If we want archive old file versions, we can set up AWS Glacier transitions with the following rules. However, we need to remember that this is not going ot be a full backup, but only an archive of old file versions.

<LifecycleConfiguration>
   <Rule>
       <ID>Archive and clean up</ID>
       <Filter>
          <Prefix></Prefix>
       </Filter>
       <Status>Enabled</Status>
       <Expiration>
           <ExpiredObjectDeleteMarker>true</ExpiredObjectDeleteMarker>
        </Expiration>
       <NoncurrentVersionTransition>
           <NoncurrentDays>30</NoncurrentDays>     
           <StorageClass>STANDARD_IA</StorageClass>  
       </NoncurrentVersionTransition>
       <NoncurrentVersionTransition>
           <NoncurrentDays>60</NoncurrentDays>     
           <StorageClass>GLACIER</StorageClass>  
       </NoncurrentVersionTransition>
       <NoncurrentVersionExpiration>
           <NoncurrentDays>90</NoncurrentDays>
       </NoncurrentVersionExpiration>
   </Rule>
</LifecycleConfiguration>

Potential future improvements

Amazon has recently announced an alternative way of backing up S3 data.
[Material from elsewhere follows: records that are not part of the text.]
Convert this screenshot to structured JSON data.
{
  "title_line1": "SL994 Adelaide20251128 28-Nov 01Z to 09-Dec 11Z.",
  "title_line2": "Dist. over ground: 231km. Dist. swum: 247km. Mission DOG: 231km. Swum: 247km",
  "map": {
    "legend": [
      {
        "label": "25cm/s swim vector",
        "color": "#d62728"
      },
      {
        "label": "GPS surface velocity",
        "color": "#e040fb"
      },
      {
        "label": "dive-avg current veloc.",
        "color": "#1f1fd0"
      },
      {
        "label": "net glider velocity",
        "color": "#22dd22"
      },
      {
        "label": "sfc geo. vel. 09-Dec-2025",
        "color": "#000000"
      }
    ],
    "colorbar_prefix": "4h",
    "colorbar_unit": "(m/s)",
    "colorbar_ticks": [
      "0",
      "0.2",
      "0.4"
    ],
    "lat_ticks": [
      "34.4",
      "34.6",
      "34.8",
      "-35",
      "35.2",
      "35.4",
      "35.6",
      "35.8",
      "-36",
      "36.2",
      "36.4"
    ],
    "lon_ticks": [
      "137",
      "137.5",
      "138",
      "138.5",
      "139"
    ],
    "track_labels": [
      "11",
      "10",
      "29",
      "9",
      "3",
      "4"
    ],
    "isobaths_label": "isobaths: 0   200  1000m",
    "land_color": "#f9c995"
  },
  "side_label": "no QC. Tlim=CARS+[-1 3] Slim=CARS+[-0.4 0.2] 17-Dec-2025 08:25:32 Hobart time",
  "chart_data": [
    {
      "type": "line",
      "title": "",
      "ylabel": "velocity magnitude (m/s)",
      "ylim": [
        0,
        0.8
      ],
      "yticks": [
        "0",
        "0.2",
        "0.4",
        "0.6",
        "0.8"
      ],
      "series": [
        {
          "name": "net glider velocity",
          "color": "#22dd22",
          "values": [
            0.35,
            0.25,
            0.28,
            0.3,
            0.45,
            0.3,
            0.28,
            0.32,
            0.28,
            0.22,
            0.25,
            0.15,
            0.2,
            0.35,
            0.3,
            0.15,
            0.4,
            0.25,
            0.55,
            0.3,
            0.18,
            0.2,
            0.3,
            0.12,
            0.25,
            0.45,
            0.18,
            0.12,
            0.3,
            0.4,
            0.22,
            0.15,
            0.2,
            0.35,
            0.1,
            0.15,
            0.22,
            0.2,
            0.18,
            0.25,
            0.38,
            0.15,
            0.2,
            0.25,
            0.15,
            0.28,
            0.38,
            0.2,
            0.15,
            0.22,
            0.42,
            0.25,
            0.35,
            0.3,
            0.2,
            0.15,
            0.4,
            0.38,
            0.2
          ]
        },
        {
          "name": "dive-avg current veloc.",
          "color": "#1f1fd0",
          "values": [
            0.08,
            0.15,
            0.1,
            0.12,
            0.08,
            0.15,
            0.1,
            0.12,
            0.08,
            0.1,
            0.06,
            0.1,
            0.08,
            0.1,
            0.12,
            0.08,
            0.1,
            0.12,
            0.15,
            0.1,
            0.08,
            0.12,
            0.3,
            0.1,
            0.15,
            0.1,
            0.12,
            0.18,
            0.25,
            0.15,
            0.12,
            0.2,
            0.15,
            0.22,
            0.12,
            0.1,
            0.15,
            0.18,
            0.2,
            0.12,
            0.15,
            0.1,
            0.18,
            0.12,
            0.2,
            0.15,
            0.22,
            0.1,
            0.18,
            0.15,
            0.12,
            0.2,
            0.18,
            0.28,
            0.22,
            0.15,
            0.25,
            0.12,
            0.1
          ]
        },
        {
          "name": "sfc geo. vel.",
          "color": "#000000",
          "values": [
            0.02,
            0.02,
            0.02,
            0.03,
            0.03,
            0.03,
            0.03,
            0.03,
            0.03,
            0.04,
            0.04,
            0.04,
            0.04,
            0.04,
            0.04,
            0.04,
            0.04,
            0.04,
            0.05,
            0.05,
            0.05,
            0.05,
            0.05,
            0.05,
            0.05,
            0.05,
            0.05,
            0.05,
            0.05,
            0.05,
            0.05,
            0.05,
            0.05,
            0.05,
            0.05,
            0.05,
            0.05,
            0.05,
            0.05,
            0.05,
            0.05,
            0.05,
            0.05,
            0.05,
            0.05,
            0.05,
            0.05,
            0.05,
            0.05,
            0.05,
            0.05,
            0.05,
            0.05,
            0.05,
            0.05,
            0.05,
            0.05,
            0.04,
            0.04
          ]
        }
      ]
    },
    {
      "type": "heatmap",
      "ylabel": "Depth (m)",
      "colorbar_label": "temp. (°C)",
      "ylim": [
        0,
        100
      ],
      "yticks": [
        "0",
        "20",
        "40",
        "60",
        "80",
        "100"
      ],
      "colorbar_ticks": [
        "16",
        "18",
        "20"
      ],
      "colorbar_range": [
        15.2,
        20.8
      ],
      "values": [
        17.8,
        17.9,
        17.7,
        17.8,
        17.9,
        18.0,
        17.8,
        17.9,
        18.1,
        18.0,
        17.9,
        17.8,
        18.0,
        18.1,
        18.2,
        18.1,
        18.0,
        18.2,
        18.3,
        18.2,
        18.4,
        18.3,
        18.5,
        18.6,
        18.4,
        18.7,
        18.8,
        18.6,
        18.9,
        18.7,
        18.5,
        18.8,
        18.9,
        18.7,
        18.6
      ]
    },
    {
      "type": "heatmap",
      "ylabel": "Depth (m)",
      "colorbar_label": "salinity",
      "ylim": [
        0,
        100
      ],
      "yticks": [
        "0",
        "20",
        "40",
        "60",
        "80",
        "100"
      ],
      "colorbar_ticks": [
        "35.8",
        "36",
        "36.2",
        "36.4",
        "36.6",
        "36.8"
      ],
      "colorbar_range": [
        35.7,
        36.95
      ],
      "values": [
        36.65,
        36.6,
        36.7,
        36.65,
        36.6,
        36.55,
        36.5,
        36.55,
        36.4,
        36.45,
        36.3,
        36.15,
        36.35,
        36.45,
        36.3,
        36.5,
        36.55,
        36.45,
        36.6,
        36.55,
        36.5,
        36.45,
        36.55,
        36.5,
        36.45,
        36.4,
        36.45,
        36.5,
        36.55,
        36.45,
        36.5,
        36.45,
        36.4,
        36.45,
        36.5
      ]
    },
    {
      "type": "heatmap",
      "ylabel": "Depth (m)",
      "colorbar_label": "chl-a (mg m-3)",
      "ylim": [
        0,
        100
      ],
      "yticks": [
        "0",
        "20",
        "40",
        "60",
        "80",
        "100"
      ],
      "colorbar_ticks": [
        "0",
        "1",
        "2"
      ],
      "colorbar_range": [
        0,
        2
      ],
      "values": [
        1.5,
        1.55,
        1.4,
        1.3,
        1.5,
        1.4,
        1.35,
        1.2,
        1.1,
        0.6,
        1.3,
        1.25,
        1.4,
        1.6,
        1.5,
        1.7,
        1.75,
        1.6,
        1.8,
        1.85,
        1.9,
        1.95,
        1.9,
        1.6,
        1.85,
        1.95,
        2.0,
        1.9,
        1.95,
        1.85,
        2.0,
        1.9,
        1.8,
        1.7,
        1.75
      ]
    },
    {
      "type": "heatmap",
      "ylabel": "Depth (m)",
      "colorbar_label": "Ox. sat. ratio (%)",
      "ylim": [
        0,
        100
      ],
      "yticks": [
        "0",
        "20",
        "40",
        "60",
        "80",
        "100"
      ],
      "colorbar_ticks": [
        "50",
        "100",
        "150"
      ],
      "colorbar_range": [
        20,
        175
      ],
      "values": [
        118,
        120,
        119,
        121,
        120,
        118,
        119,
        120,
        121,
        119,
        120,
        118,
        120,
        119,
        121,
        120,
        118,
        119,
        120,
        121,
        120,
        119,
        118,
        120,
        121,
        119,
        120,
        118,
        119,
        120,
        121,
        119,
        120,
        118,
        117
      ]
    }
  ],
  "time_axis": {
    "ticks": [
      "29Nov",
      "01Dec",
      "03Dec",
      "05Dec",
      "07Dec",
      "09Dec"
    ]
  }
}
AWS Backup is a centralized backup solution. It already supports RDS through its native database snapshots. However, the S3 support is currently in the Preview version and works in the US West region. Therefore, it doesn't make sense to look into this now, but it could be a way of making full backups of S3 buckets in the future.

DigitalOcean

Spaces

DigitalOcean's Spaces support lifecycle rules, just like AWS S3 buckets. We can reuse the proposed configuration here.

Note: Spaces do not support version-related transitions at the moment, so archiving old versions is not possible.

MySQL

Managed MySQL instances are backed up daily, with 7-day retention. This is not configurable at the moment.

MongoDB

Managed MongoDB instances are also backed up daily, with 7-day retention. This is not configurable at the moment.